Data sharing statement: The datasets used during the present study are available from the corresponding author upon reasonable request (E-mail: xinmingjie_1985@126.com).
Open Access: This article is an open-access article that was selected by an in-house editor and fully peer-reviewed by external reviewers. It is distributed in accordance with the Creative Commons Attribution NonCommercial (CC BY-NC 4.0) license, which permits others to distribute, remix, adapt, build upon this work non-commercially, and license their derivative works on different terms, provided the original work is properly cited and the use is non-commercial. See: https://creativecommons.org/Licenses/by-nc/4.0/
Corresponding author: Ming-Jie Xin, BM, Medical College, Henan Vocational University of Science and Technology, No. 6 East Section of Wenchang Avenue, Zhoukou 466000, Henan Province, China. xinmingjie_1985@126.com
Received: October 24, 2024 Revised: January 7, 2025 Accepted: February 25, 2025 Published online: April 15, 2025 Processing time: 153 Days and 7.8 Hours
Abstract
BACKGROUND
Centromere protein A (CENPA) exhibits an increased expression level in primary human rectal cancer tissues, but its role has not been investigated.
AIM
To clarify the specific role and mechanism of CENPA in rectal cancer progression.
METHODS
CENPA protein expression in rectal cancer tissues and cell lines were detected. CENPA was overexpressed and knocked down in SW837 and SW480 cells, and proliferation, invasion, apoptosis and epithelial-mesenchymal transition (EMT) marker protein levels were examined. O6-methylguanine DNA methyltransferase (MGMT) promoter methylation was assessed with methylation-specific polymerase chain reaction. Co-immunoprecipitation assay verified the interaction between MGMT and protein tyrosine phosphatase nonreceptor type 4 (PTPN4). SW837 cells with CENPA knockdown were injected subcutaneously into mice, and tumor growth was examined.
RESULTS
CENPA was upregulated in rectal cancer tissues and cell lines.

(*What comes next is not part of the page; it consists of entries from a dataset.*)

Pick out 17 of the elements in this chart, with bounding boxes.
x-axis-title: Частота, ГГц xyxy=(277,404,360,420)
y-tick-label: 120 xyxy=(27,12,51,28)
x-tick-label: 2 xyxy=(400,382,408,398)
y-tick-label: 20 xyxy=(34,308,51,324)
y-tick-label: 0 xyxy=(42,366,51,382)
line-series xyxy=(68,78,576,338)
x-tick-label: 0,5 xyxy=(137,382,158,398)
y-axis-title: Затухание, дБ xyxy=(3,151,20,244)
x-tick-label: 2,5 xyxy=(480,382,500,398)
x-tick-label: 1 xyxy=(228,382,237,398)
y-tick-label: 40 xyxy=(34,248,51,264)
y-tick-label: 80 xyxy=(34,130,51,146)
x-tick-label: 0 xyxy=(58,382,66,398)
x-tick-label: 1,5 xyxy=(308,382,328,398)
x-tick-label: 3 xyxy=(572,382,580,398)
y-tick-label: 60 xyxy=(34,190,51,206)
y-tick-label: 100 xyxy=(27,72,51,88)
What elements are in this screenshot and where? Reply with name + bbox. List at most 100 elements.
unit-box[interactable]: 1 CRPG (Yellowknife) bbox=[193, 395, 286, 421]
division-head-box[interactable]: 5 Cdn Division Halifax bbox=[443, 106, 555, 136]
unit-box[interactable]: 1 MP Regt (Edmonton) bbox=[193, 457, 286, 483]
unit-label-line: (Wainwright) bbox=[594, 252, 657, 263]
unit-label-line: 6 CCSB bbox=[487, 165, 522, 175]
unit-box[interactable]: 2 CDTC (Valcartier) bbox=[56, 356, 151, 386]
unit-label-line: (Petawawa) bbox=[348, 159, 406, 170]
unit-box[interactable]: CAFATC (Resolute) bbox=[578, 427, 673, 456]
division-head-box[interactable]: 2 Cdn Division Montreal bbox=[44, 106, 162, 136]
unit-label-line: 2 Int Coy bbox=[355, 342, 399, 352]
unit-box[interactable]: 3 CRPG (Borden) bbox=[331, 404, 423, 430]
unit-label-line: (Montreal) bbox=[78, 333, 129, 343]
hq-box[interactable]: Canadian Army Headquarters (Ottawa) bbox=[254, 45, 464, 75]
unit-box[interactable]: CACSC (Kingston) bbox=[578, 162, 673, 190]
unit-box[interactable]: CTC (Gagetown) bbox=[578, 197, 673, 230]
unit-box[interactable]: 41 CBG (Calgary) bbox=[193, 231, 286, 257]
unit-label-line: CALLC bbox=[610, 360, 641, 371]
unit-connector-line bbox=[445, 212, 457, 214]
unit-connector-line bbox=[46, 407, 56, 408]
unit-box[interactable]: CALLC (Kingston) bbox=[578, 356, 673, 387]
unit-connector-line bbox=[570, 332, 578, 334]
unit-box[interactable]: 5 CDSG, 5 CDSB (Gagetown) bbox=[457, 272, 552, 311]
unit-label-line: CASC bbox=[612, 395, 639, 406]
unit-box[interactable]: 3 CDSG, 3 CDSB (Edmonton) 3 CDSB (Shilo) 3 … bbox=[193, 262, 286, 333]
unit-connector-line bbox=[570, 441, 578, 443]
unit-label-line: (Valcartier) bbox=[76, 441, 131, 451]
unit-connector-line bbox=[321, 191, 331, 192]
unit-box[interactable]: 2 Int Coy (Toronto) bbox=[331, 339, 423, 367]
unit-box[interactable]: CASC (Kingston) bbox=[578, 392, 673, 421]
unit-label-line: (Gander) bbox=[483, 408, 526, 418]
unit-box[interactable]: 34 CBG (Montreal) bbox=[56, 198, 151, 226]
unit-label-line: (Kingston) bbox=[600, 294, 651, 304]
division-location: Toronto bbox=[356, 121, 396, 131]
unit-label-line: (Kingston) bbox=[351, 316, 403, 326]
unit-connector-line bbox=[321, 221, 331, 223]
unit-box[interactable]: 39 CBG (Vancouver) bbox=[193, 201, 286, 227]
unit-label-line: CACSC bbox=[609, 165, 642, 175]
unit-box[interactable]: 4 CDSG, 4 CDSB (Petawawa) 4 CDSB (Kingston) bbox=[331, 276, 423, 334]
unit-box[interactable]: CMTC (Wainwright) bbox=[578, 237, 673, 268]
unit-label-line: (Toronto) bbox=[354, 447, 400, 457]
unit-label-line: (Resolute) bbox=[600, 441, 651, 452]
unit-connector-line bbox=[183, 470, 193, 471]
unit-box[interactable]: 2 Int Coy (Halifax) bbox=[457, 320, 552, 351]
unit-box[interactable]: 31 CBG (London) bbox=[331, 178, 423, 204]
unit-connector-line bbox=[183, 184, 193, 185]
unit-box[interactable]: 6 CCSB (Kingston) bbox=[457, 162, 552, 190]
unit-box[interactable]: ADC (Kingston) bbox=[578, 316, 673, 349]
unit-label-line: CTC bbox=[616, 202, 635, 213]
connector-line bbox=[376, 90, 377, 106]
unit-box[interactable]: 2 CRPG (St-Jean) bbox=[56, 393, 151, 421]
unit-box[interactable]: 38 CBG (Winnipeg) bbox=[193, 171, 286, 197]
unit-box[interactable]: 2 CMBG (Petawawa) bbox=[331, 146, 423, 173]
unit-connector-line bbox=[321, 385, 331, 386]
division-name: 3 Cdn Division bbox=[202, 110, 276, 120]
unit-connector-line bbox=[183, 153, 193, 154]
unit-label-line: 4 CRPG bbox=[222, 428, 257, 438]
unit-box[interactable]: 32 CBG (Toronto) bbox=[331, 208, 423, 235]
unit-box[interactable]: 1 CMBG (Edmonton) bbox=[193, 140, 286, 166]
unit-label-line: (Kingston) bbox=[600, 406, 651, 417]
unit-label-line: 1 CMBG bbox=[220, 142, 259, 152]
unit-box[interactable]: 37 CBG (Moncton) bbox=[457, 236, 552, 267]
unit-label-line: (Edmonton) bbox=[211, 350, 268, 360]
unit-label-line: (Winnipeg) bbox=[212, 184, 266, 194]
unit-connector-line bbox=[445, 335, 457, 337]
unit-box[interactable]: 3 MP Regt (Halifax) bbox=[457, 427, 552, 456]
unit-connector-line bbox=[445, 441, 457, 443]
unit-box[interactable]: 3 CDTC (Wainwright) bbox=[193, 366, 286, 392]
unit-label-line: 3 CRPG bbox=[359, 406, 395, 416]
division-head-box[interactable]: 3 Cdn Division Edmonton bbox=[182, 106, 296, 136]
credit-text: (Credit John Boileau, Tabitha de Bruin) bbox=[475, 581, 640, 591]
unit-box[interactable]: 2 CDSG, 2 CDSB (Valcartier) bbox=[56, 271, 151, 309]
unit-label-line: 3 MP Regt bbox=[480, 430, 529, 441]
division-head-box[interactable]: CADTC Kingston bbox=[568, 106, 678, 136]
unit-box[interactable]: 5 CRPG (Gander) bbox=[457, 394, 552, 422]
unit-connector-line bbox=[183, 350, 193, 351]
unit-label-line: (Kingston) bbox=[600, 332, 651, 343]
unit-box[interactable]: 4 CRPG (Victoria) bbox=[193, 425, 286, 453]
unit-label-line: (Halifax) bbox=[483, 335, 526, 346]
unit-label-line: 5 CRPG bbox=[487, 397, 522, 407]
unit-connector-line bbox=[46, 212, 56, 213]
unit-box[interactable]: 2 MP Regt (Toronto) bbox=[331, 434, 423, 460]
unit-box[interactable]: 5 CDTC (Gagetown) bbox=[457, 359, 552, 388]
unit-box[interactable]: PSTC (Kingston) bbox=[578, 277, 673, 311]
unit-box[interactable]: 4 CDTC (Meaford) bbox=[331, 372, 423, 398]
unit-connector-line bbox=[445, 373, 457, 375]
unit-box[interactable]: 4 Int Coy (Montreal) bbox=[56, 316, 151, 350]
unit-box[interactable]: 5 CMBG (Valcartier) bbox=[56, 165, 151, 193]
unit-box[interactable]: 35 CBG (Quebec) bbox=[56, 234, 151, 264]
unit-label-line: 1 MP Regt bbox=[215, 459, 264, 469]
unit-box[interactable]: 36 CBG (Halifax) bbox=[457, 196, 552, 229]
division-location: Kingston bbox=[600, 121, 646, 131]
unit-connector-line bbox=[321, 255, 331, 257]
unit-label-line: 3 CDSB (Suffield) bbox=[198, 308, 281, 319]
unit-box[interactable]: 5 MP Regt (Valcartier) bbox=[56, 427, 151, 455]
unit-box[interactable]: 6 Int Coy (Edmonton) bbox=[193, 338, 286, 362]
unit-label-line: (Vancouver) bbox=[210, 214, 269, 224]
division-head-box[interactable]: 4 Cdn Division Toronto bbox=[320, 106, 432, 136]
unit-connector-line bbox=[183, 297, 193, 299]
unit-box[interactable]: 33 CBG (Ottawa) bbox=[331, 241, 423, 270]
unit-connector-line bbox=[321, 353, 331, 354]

CENPA overexpression promoted proliferation, invasion and EMT, and inhibited apoptosis in rectal cancer cells. Whereas CENPA knockdown showed the opposite results. Moreover, CENPA inhibited MGMT expression by promoting DNA methyltransferase 1-mediated MGMT promoter methylation. MGMT knockdown abolished the CENPA knockdown-mediated inhibition of rectal cancer cell progression. MGMT increased PTPN4 protein stability by inhibiting PTPN4 ubiquitination degradation via competing with ubiquitin-conjugating enzyme E2O for interacting with PTPN4. PTPN4 knockdown abolished the inhibitory effects of MGMT overexpression on rectal cancer cell progression. Moreover, CENPA knockdown inhibited xenograft tumor growth in vivo.
CONCLUSION
CENPA knockdown inhibited rectal cancer cell growth and attenuated xenograft tumor growth through regulating the MGMT/PTPN4 axis.

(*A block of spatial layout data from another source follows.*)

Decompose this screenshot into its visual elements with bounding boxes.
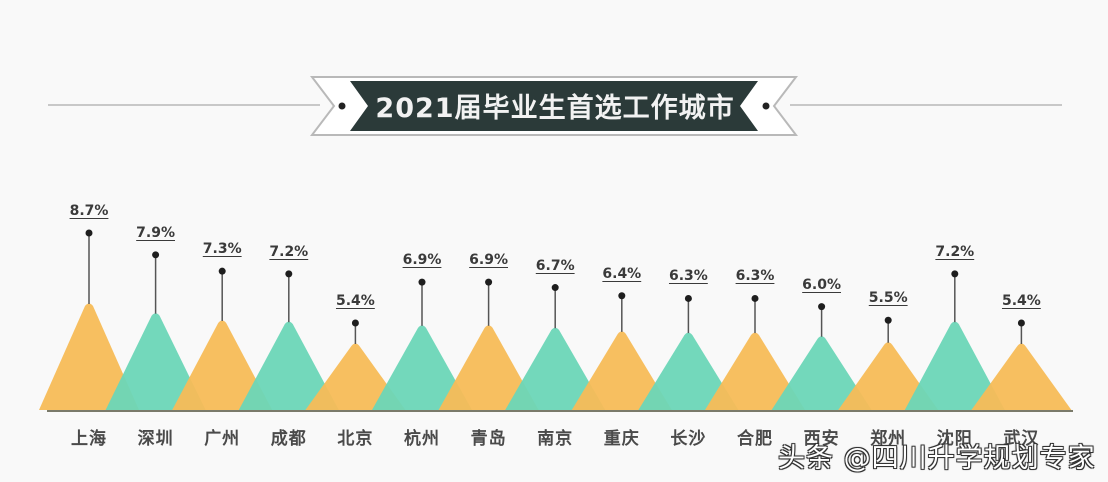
marker-dot-icon: [418, 278, 426, 286]
watermark: 头条 @四川升学规划专家: [778, 443, 1096, 474]
value-label: 5.4%: [335, 293, 375, 309]
triangle-bar-1: [105, 313, 206, 410]
value-label: 6.3%: [735, 268, 775, 285]
category-label: 合肥: [737, 429, 773, 449]
triangle-bar-14: [971, 343, 1072, 410]
value-label: 8.7%: [69, 203, 109, 219]
title-rule-left: [48, 104, 320, 106]
marker-dot-icon: [684, 294, 692, 302]
category-label: 北京: [337, 429, 374, 449]
chart-title: 2021届毕业生首选工作城市: [375, 92, 735, 124]
triangle-bar-8: [571, 331, 672, 410]
triangle-bar-6: [438, 325, 539, 410]
value-label: 5.5%: [868, 290, 908, 307]
triangle-bar-7: [505, 327, 606, 410]
marker-dot-icon: [152, 251, 160, 259]
category-label: 成都: [270, 429, 307, 449]
value-label: 6.3%: [668, 268, 708, 285]
value-label: 7.9%: [136, 224, 176, 241]
triangle-bar-11: [771, 336, 872, 410]
value-label: 7.2%: [269, 243, 309, 260]
triangle-bar-4: [305, 343, 406, 410]
marker-dot-icon: [751, 294, 759, 302]
marker-dot-icon: [951, 270, 959, 278]
category-label: 郑州: [870, 429, 907, 449]
marker-dot-icon: [351, 319, 359, 327]
title-banner: [310, 76, 798, 136]
value-label: 7.3%: [202, 241, 242, 258]
marker-dot-icon: [551, 284, 559, 292]
title-rule-right: [790, 104, 1062, 106]
category-label: 南京: [537, 429, 574, 449]
banner-ribbon: [350, 81, 758, 131]
banner-dot-left-icon: [338, 102, 346, 110]
category-label: 长沙: [670, 429, 707, 449]
triangle-bar-5: [372, 325, 472, 410]
value-label: 6.7%: [535, 257, 575, 274]
category-label: 深圳: [137, 429, 174, 449]
category-label: 沈阳: [936, 429, 973, 449]
marker-dot-icon: [485, 278, 493, 286]
triangle-bar-0: [39, 303, 139, 410]
category-label: 西安: [803, 429, 840, 449]
value-label: 7.2%: [935, 243, 975, 260]
value-label: 6.9%: [402, 252, 442, 269]
marker-dot-icon: [1017, 319, 1025, 327]
marker-dot-icon: [818, 303, 826, 311]
triangle-bar-13: [904, 321, 1005, 410]
marker-dot-icon: [618, 292, 626, 300]
triangle-bar-10: [705, 332, 805, 410]
value-label: 5.4%: [1001, 293, 1041, 309]
value-label: 6.9%: [469, 252, 509, 269]
marker-dot-icon: [884, 316, 892, 324]
marker-dot-icon: [285, 270, 293, 278]
category-label: 广州: [204, 429, 241, 449]
marker-dot-icon: [218, 267, 226, 275]
marker-dot-icon: [85, 229, 93, 237]
category-label: 重庆: [603, 429, 640, 449]
category-label: 武汉: [1003, 429, 1040, 449]
triangle-bar-12: [838, 342, 939, 410]
banner-dot-right-icon: [762, 102, 770, 110]
value-label: 6.4%: [602, 265, 642, 282]
triangle-bar-9: [638, 332, 739, 410]
category-label: 上海: [71, 429, 107, 449]
triangle-bar-2: [172, 320, 273, 410]
category-label: 杭州: [404, 429, 440, 449]
triangle-bar-3: [238, 321, 339, 410]
value-label: 6.0%: [802, 276, 842, 293]
category-label: 青岛: [470, 429, 507, 449]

Core Tip: This study suggested that centromere protein A (CENPA) was upregulated in rectal cancer tissues and cell lines. CENPA overexpression promoted proliferation, invasion and epithelial-mesenchymal transition, and inhibited apoptosis in rectal cancer cells. Whereas CENPA knockdown showed the opposite results. Additionally, CENPA knockdown inhibited xenograft tumor growth in vivo. Mechanistically, CENPA inhibited O6-methylguanine DNA methyltransferase (MGMT) expression by promoting DNA methyltransferase 1-mediated MGMT promoter methylation. MGMT interacted with protein tyrosine phosphatase nonreceptor type 4 (PTPN4) and increased PTPN4 protein stability. CENPA knockdown inhibited rectal cancer progression through regulating the MGMT/PTPN4 axis.